Quase metade das cidades europeias bate recordes de stress térmico na onda de calor

Quarenta e cinco por cento das cidades europeias bateram ou estão prestes a superar os máximos históricos de stress térmico durante a atual onda de calor. Um estudo do World Weather Attribution analisou 854 cidades em 30 países e concluiu que este fenómeno teria sido “praticamente impossível” há apenas 50 anos.

Quase metade das cidades europeias bate recordes de stress térmico na onda de calor

A nova onda de calor que está a atingir a Europa está a bater recordes históricos em quase metade das cidades do continente. Um estudo publicado hoje pelo World Weather Attribution analisou 854 cidades em 30 países europeus e concluiu que 385 localidades, 45% do total, ultrapassaram ou poderão ultrapassar nos próximos dias os registos mais elevados de stress térmico alguma vez registados.

O indicador utilizado, conhecido pela sigla WBGT, combina temperatura, humidade, velocidade do vento e radiação para calcular o impacto real do calor no organismo humano. É uma medida mais precisa do que a simples temperatura do ar para avaliar os riscos para a saúde, e é precisamente por isso que os resultados são tão preocupantes.

Onda de calor teria sido impossível há 50 anos

O dado mais perturbador do estudo é a comparação histórica. A atual onda de calor teria sido “praticamente impossível” há apenas 50 anos: as temperaturas registadas numa onda de calor equivalente em 1975 seriam 3,5 graus Celsius mais baixas, tanto de dia como de noite.

As noites quentes, que são um dos fatores que mais afetam a saúde porque impedem o organismo de recuperar, são hoje 100 vezes mais prováveis do que eram em 2003, quando a Europa viveu a sua onda de calor mais mortífera do século XX, com mais de 70 mil mortos. As temperaturas máximas diurnas são até 10 vezes mais frequentes do que eram nessa mesma data.
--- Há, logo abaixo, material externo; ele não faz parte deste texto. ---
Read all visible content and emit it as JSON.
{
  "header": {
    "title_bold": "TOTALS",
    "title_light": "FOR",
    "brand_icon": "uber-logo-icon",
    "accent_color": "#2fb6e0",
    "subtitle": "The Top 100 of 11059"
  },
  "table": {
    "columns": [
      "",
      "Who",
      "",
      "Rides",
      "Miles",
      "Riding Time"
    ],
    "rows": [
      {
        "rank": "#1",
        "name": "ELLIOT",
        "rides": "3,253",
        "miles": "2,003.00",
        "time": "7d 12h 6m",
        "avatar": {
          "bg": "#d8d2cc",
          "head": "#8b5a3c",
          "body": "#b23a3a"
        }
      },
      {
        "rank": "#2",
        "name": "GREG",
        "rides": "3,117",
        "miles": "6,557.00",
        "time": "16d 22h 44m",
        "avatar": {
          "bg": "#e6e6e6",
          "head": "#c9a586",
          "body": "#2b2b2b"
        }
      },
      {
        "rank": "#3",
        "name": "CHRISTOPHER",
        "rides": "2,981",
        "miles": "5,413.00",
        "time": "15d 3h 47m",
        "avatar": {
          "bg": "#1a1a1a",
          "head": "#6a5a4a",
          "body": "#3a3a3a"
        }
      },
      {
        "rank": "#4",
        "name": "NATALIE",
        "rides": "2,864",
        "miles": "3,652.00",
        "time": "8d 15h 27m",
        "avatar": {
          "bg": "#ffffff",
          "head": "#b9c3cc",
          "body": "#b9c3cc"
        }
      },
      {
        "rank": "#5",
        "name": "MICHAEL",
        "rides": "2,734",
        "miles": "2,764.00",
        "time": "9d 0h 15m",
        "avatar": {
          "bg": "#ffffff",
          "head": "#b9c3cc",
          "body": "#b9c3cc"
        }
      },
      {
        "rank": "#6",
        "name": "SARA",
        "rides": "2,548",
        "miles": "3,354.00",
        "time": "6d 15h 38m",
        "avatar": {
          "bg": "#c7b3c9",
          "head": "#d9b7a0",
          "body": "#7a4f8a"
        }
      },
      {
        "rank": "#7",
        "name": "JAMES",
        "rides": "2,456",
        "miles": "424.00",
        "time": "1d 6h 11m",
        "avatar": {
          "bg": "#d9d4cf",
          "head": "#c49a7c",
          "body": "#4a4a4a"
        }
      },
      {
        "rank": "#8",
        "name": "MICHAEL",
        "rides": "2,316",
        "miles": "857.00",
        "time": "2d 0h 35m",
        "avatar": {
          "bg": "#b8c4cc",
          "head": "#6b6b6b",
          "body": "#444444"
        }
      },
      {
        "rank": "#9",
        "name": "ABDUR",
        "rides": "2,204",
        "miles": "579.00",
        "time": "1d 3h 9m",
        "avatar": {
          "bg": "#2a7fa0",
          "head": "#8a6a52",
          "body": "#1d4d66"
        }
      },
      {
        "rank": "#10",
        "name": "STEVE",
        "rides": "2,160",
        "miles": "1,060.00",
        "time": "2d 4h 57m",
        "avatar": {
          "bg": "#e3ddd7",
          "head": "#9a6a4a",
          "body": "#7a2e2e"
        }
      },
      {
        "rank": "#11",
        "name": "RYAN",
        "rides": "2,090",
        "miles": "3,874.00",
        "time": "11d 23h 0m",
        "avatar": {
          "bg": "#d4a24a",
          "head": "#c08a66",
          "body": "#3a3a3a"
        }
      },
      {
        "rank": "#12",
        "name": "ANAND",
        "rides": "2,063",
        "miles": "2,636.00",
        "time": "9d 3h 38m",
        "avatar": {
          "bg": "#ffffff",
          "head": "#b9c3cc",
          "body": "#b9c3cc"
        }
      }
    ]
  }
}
Em Portugal, a onda de calor de maio foi a segunda mais longa de sempre e a foi também a terceira mais longa com 9,3 dias, o que enquadra a atual vaga num padrão de agravamento progressivo. O país já enfrentou uma segunda onda de calor mas no futuro pode ter dez por ano.

Os riscos para a saúde

Os investigadores alertam que a combinação de temperaturas extremas e elevada humidade aumenta significativamente os riscos para a saúde, especialmente entre idosos, trabalhadores ao ar livre, crianças e pessoas com condições de vulnerabilidade. O calor húmido perigoso é um fenómeno que mais do que duplicou desde 1970 e os seus efeitos são particularmente insidiosos porque dias aparentemente amenos, com temperatura moderada mas humidade elevada, podem ser mais perigosos do que uma onda de calor seco.

É importante reconhecer os sinais de alarme do calor extremo e saber o que fazer. Tonturas, dores de cabeça intensas, pele seca e quente sem transpiração, confusão mental e cansaço extremo são sinais de que o organismo está em dificuldade. Em dias de calor, a alimentação também pode ajudar o corpo a manter-se fresco e hidratado.

Um ‘disco riscado’

A investigação atribui a intensidade crescente destes fenómenos ao impacto do aquecimento global, provocado pelas emissões contínuas de combustíveis fósseis. As declarações dos cientistas envolvidos são reveladoras da frustração que o tema gera.

“A ciência que explica como as alterações climáticas estão a agravar as ondas de calor é indiscutível e a velocidade da mudança é alarmante. A cada poucos anos temos assistido a recordes de calor na Europa, mas este ano isso aconteceu em meses consecutivos”, afirmou Theodore Keeping, investigador do Imperial College de Londres.

A professora Friederike Otto, do mesmo instituto, foi mais direta. “Sim, isto são as alterações climáticas. Sim, somos nós os responsáveis. Não, não é o El Niño. Sim, temos as soluções. Não, não as estamos a aplicar com a rapidez suficiente.” E acrescentou com amargura que os cientistas começam a parecer “um disco riscado”.

O secretário executivo da ONU para as alterações climáticas, Simon Stiell, apelou a uma “transição mais rápida para as energias limpas, que agora são muito mais baratas do que os combustíveis fósseis, bem como a proteção das florestas e a promoção da resiliência climática”. Os dados são claros. A urgência também. A velocidade da resposta é que continua a ser a grande questão.